Saturday, May 9, 2009

It's Easy Being Green


Pacific Piecemakers Quilt Guild challenges its members each year to produce a quilt to meet a theme, and to exhibit the quilts in an annual show at Gualala Arts Center. The show closed this week. This year's theme, "It's Easy Being Green," spawned 38 quilts whose makers interpreted the theme with surprising variety--from Barbara Wendt's array of green and yellow squares abstractly reminiscent of meadows, to Janet Windsor's large and whimsical skeleton quilt provocatively named "Or Else," to a recycled Japanese rug from which Mary Austin extracted and reconstructed an old Japanese coat that had been used to pad the rug.

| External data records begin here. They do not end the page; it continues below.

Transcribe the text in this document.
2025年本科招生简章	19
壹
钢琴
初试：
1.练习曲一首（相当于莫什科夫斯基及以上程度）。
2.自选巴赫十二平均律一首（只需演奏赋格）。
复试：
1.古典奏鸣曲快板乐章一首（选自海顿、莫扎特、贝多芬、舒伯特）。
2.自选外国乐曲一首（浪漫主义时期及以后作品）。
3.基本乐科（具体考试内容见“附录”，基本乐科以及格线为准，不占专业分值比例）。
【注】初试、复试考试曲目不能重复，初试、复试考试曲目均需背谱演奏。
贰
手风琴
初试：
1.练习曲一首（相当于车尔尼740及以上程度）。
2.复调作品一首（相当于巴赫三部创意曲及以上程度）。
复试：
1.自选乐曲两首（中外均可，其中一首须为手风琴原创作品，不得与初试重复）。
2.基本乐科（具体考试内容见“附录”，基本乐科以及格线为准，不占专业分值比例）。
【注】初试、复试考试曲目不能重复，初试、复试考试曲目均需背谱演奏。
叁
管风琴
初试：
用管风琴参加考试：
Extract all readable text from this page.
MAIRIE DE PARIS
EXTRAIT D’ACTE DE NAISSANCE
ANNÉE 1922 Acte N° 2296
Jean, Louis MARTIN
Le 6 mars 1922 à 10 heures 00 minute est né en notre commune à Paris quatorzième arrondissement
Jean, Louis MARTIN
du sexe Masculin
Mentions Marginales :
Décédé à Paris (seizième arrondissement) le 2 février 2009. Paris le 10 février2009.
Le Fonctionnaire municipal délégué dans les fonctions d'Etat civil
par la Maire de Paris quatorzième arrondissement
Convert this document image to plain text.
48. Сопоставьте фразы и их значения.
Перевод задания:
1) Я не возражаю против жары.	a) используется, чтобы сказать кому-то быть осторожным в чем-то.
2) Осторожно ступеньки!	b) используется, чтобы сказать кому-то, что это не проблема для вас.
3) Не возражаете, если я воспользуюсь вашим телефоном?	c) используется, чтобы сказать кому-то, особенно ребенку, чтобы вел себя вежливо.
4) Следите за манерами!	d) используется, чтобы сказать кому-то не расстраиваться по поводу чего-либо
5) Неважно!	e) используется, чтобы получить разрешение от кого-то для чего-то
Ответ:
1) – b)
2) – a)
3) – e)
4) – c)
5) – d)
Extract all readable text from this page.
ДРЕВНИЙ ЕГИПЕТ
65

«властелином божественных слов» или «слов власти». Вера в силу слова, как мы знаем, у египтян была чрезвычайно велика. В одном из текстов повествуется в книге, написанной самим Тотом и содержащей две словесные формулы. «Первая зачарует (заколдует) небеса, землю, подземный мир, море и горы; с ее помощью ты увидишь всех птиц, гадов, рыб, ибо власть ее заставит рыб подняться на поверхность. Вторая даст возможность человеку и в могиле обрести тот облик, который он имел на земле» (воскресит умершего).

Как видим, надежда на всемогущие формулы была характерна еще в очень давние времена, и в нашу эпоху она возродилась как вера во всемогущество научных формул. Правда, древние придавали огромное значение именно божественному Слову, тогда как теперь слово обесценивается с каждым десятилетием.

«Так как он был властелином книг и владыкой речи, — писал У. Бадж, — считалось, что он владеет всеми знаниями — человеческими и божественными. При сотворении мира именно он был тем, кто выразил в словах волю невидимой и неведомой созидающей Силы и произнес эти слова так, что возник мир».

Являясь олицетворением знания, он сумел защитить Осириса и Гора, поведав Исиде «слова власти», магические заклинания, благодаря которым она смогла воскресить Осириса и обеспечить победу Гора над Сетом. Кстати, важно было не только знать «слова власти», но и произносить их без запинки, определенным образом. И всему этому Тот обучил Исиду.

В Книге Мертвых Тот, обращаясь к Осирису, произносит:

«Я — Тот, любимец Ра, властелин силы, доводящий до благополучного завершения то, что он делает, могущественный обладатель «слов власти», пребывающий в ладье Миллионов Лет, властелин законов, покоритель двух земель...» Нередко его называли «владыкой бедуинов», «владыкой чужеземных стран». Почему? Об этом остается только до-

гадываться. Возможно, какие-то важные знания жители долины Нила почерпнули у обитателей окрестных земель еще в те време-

My 30"x30" entry, "Crop Rotation," definitely challenged me; I wanted it to utilize methods and materials that consume little generated energy and to represent sustainable agriculture. Last summer, I had visited a small town near Lake Atitlan in Guatemala. There, in San Juan, I met and admired women who dyed fibers outdoors, stirring the strands in pots over open fires, using crushed vegetables and insects for their all-natural dyes. Then they hand wove the fibers on hand-made wooden looms, producing beautiful cloth with a limited palette of subtle colors. I bought the precious fabric and, as soon as I heard the theme of the PPQG challenge, knew that I wanted to use them in this project. I knew I also wanted to do hand-piecing and hand quilting and to find and use some ecological batting. The challenges for me were mostly how to hand-piece without the loosely woven fabric unravelling (also a challenge to my patience); how to achieve a workable design when most of the fabrics were in similar values; and once I thought of the stripes of vegetable-dyed colors as rows of crops, how to convey rotation of crops abstractly.

Here is the artist's statement that ended up hanging with the quilt to explain what I did:

Crop rotation—growing different crops in succession in the same field—is one of the most powerful techniques of sustainable agriculture. Striped blocks represent rows of crops; the circle, rotation. Every fiber of fabric in this piece was first hand dyed in an outdoor vat in Guatemala, using only natural plant and insect dyes, and then hand woven. Blocks were hand-pieced. The Quilters Dream Green batting is made 100% from recycled plastic bottles, a process reported to result in huge reductions of energy consumption, water usage and carbon dioxide.